[Python-Dev] Enum: subclassing?

Eli Bendersky eliben at gmail.com
Wed May 1 23:48:08 CEST 2013


> >     Am 01.05.2013 20:04, schrieb Eli Bendersky:
> >
> >     > Actually, in flufl.enum, IntEnum had to define a magic
> __value_factory__
> >     > attribute, but in the current ref435 implementation this isn't
> needed, so
> >     > IntEnum is just:
> >     >
> >     > class IntEnum(int, Enum):
> >     >     '''
> >     >     Class where every instance is a subclass of int.
> >     >     '''
> >     >
> >     > So why don't we just drop IntEnum from the API and tell users they
> should
> >     do the
> >     > above explicitly, i.e.:
> >     >
> >     > class SocketFamily(int, Enum):
> >     >   AF_UNIX = 1
> >     >   AF_INET = 2
> >     >
> >     > As opposed to having an IntEnum explicitly, this just saves 2
> characters
> >     > (comma+space), but is more explicit (zen!) and helps us avoid the
> >     special-casing
> >     > the subclass restriction implementation.
> >
> >     Wait a moment... it might not be immediately useful for IntEnums
> (however,
> >     that's because base Enum currently defines __int__ which I find
> questionable),
> >     but with  current ref435 you *can* create your own enum base classes
> with your
> >     own methods, and derive concrete enums from that.  It also lets you
> have a
> >     base class for enums and use it in isinstance().
> >
> >     If you forbid subclassing completely that will be impossible.
> >
> >
> > I'm not sure what you mean, Georg, could you clarify?
> > This works:
> >
> >>>> from ref435 import Enum
> >>>> class SocketFamily(int, Enum):
> > ...   AF_UNIX = 1
> > ...   AF_INET = 2
> > ...
> >>>> SocketFamily.AF_INET
> > SocketFamily.AF_INET [value=2]
> >>>> SocketFamily.AF_INET == 2
> > True
> >>>> type(SocketFamily.AF_INET)
> > <Enum 'SocketFamily'>
> >>>> isinstance(SocketFamily.AF_INET, SocketFamily)
> > True
> >
> > Now, with the way things are currently implemented, class IntEnum is just
> > syntactic sugar for above.
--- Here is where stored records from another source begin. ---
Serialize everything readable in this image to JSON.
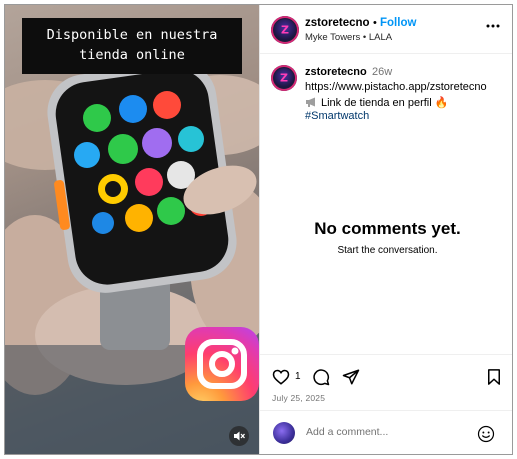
{
  "video": {
    "overlay_text_line1": "Disponible en nuestra",
    "overlay_text_line2": "tienda online",
    "mute_icon": "speaker-muted-icon",
    "logo_icon": "instagram-logo"
  },
  "header": {
    "username": "zstoretecno",
    "separator": "•",
    "follow_label": "Follow",
    "audio_line": "Myke Towers • LALA",
    "more_icon": "more-horizontal-icon"
  },
  "caption": {
    "username": "zstoretecno",
    "time": "26w",
    "line1": "https://www.pistacho.app/zstoretecno",
    "line2": "Link de tienda en perfil 🔥",
    "hashtag": "#Smartwatch"
  },
  "comments": {
    "empty_title": "No comments yet.",
    "empty_subtitle": "Start the conversation."
  },
  "actions": {
    "like_count": "1",
    "date": "July 25, 2025",
    "like_icon": "heart-icon",
    "comment_icon": "comment-icon",
    "share_icon": "send-icon",
    "save_icon": "bookmark-icon"
  },
  "comment_bar": {
    "placeholder": "Add a comment...",
    "emoji_icon": "emoji-icon"
  },
  "colors": {
    "link_blue": "#0095f6",
    "hashtag_blue": "#00376b",
    "muted_text": "#737373",
    "divider": "#efefef"
  }
}
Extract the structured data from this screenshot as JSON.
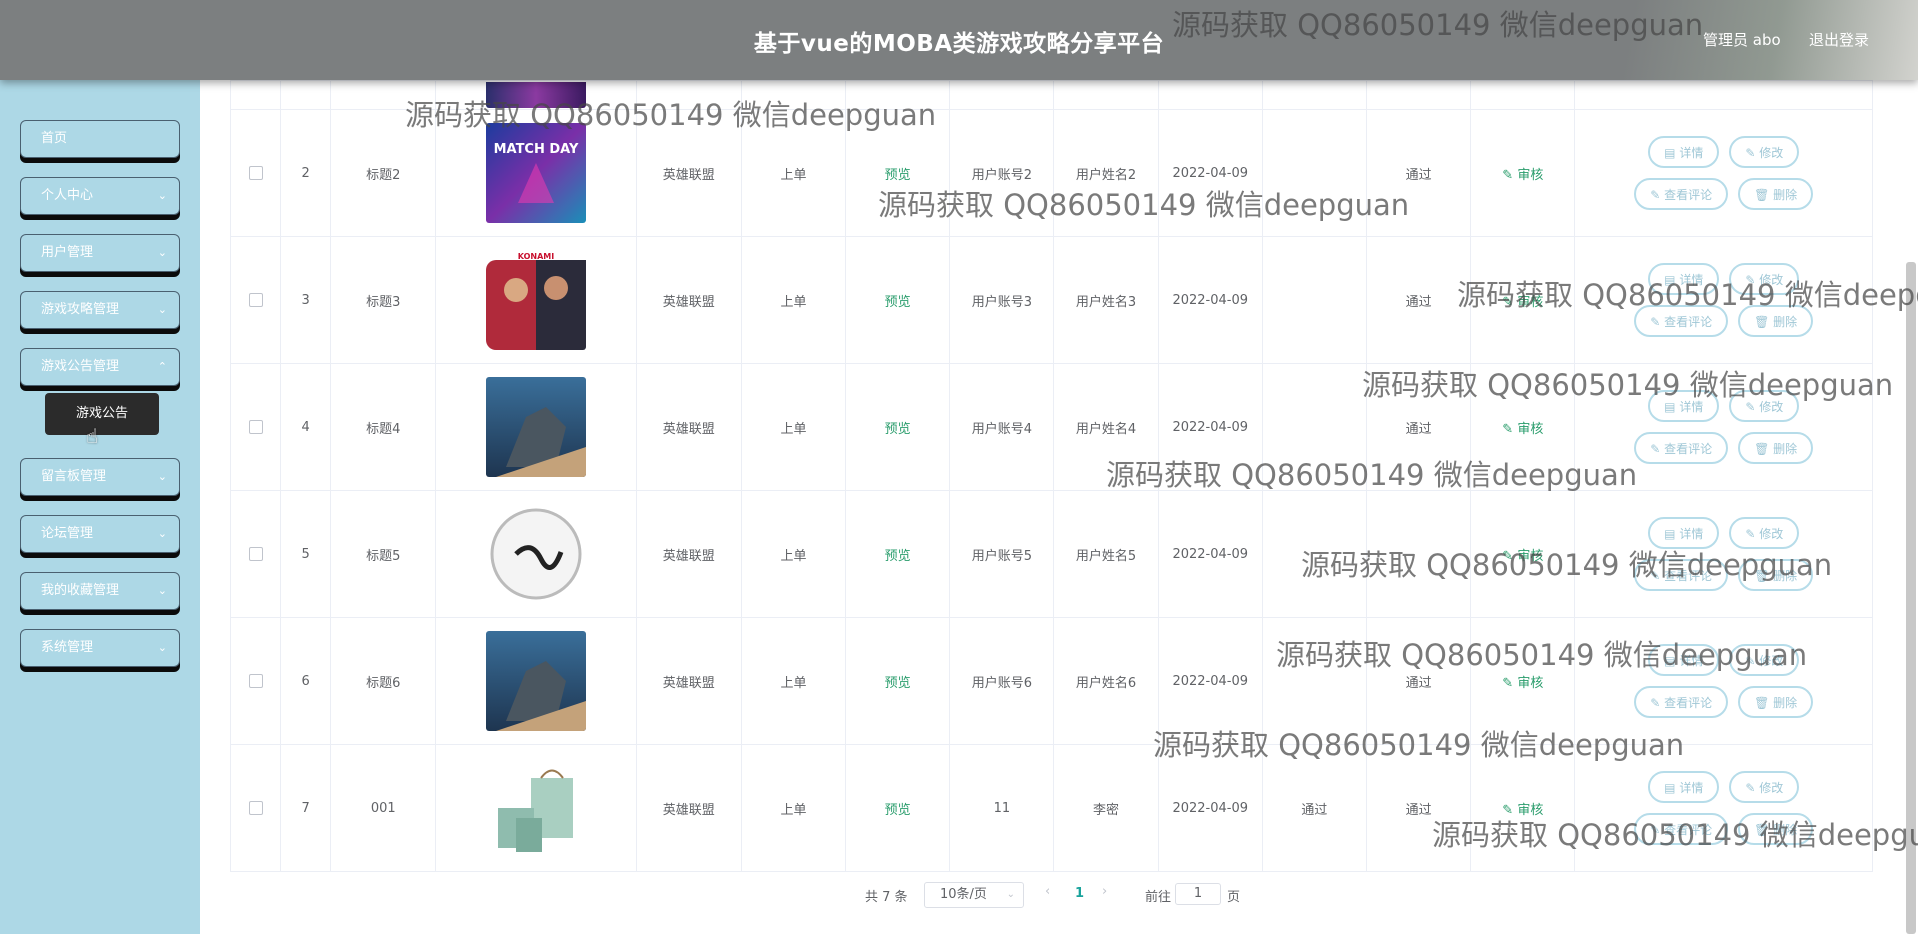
{
  "header": {
    "title": "基于vue的MOBA类游戏攻略分享平台",
    "admin": "管理员 abo",
    "logout": "退出登录"
  },
  "sidebar": {
    "items": [
      {
        "label": "首页",
        "has_arrow": false
      },
      {
        "label": "个人中心",
        "has_arrow": true
      },
      {
        "label": "用户管理",
        "has_arrow": true
      },
      {
        "label": "游戏攻略管理",
        "has_arrow": true
      },
      {
        "label": "游戏公告管理",
        "has_arrow": true
      },
      {
        "label": "留言板管理",
        "has_arrow": true
      },
      {
        "label": "论坛管理",
        "has_arrow": true
      },
      {
        "label": "我的收藏管理",
        "has_arrow": true
      },
      {
        "label": "系统管理",
        "has_arrow": true
      }
    ],
    "open_submenu": "游戏公告"
  },
  "table": {
    "preview_label": "预览",
    "audit_label": "审核",
    "buttons": {
      "detail": "详情",
      "edit": "修改",
      "comments": "查看评论",
      "delete": "删除"
    },
    "rows": [
      {
        "idx": "2",
        "title": "标题2",
        "category": "英雄联盟",
        "type": "上单",
        "account": "用户账号2",
        "name": "用户姓名2",
        "date": "2022-04-09",
        "status1": "",
        "status2": "通过",
        "thumb": "matchday"
      },
      {
        "idx": "3",
        "title": "标题3",
        "category": "英雄联盟",
        "type": "上单",
        "account": "用户账号3",
        "name": "用户姓名3",
        "date": "2022-04-09",
        "status1": "",
        "status2": "通过",
        "thumb": "football"
      },
      {
        "idx": "4",
        "title": "标题4",
        "category": "英雄联盟",
        "type": "上单",
        "account": "用户账号4",
        "name": "用户姓名4",
        "date": "2022-04-09",
        "status1": "",
        "status2": "通过",
        "thumb": "dragon"
      },
      {
        "idx": "5",
        "title": "标题5",
        "category": "英雄联盟",
        "type": "上单",
        "account": "用户账号5",
        "name": "用户姓名5",
        "date": "2022-04-09",
        "status1": "",
        "status2": "",
        "thumb": "logo"
      },
      {
        "idx": "6",
        "title": "标题6",
        "category": "英雄联盟",
        "type": "上单",
        "account": "用户账号6",
        "name": "用户姓名6",
        "date": "2022-04-09",
        "status1": "",
        "status2": "通过",
        "thumb": "dragon"
      },
      {
        "idx": "7",
        "title": "001",
        "category": "英雄联盟",
        "type": "上单",
        "account": "11",
        "name": "李密",
        "date": "2022-04-09",
        "status1": "通过",
        "status2": "通过",
        "thumb": "tea"
      }
    ]
  },
  "pagination": {
    "total": "共 7 条",
    "page_size": "10条/页",
    "current": "1",
    "goto_label": "前往",
    "goto_value": "1",
    "page_suffix": "页"
  },
  "watermark": "源码获取 QQ86050149 微信deepguan",
  "colors": {
    "header": "#7c7f80",
    "sidebar": "#add8e6",
    "accent_green": "#2a9d6c",
    "button_border": "#b6dce9"
  }
}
Guido decided against allowing any kind of
> > subclassing, but as an implementation need we should keep some
> restricted form
> > to implement IntEnum. But is IntEnum really needed if the above explicit
> > multiple-inheritance of int and Enum is possible?
>
> Well, my point is that you currently don't have to inherit from int (or
> IntEnum)
> to get an __int__ method on your Enum, which is what I find questionable.
>  IMO
> conversion to integers should only be defined for IntEnums.  (But I haven't
> followed all of the discussion and this may already have been decided.)
>

Good point. I think this may be just an artifact of the implementation -
PEP 435 prohibits implicit conversion to integers for non-IntEnum enums.
Since IntEnum came into existence, there's no real need for int-opearbility
of other enums, and their values can be arbitrary anyway.

Ethan - unless I'm missing something, __int__ should probably be removed.